In that case, there is a bijection between monoid and comonoid objects, since you can just take the adjoint or transpose of the product and unit maps to get a coproduct and a counit that satisfy the comonoid axioms.

In some branches of physics, it is very common to see objects that have both an algebra and a coalgebra structure with some compatibility axioms. The two most common cases are Hopf algebras and Frobenius algebras. They are very convenient for constructing states or solution that are entangled or correlated.
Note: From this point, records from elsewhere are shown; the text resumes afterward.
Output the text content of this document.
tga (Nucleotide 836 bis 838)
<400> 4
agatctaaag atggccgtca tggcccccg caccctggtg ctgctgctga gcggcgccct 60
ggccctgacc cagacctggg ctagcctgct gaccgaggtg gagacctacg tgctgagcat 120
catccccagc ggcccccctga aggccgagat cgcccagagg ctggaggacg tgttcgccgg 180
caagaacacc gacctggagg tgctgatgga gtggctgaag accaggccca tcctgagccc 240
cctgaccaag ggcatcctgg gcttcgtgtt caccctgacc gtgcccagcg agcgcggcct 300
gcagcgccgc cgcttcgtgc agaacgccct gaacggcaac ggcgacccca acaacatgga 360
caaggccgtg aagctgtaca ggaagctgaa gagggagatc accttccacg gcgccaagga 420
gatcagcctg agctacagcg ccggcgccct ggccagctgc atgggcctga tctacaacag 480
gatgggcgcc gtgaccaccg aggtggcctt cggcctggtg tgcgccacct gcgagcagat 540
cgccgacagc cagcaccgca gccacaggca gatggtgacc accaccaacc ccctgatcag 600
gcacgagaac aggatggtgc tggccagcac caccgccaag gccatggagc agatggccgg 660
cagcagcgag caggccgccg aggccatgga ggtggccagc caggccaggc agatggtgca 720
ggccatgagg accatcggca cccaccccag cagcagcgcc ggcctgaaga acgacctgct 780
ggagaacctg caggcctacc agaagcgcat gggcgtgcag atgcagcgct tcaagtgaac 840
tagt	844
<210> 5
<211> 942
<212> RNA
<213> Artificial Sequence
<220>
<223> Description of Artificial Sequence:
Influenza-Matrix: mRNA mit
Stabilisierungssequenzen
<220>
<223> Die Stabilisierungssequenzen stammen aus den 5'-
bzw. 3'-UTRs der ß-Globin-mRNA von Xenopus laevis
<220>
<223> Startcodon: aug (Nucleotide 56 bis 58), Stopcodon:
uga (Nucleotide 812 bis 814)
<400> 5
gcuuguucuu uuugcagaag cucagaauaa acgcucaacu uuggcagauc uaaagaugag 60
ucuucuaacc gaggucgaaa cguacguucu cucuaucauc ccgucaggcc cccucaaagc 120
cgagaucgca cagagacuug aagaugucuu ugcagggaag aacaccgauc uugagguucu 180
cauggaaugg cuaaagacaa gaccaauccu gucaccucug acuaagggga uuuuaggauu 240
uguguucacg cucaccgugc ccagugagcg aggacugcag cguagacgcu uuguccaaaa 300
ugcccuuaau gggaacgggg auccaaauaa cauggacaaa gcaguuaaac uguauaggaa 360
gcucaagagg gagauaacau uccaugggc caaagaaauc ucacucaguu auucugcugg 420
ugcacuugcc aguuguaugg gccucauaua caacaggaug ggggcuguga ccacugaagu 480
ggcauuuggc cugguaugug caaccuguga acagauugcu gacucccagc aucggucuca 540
In programming, the simplest nontrivial example I can think of would be reference counted pointers such as shared_ptr in C++ and Rc in Rust, along with their weak equivalents. You can copy them, which is a nontrivial operation that bumps up the refcount (so the two copies are distinct from the initial state). You can drop (call the destructor) on one, which is nontrivial because it bumps down the refcount of any other refcounted pointer that points to the same piece of data.

Furthermore, weak pointers are a great example of a comonoid action. You can use the co-action to generate a weak pointer from a shared pointer. This can be easily checked by noting that creating one from a shared pointer and immediately dropping it is a unit operation, and creating one & cloning it is equivalent to creating two from the shared pointer.

This is a general thing you see with nontrivial coproducts and their co-actions: when they don't reduce to a copying operation, they intuitively imply some form of action at a distance between the two halves, while also adding an operation that erases one half to leave the other independent.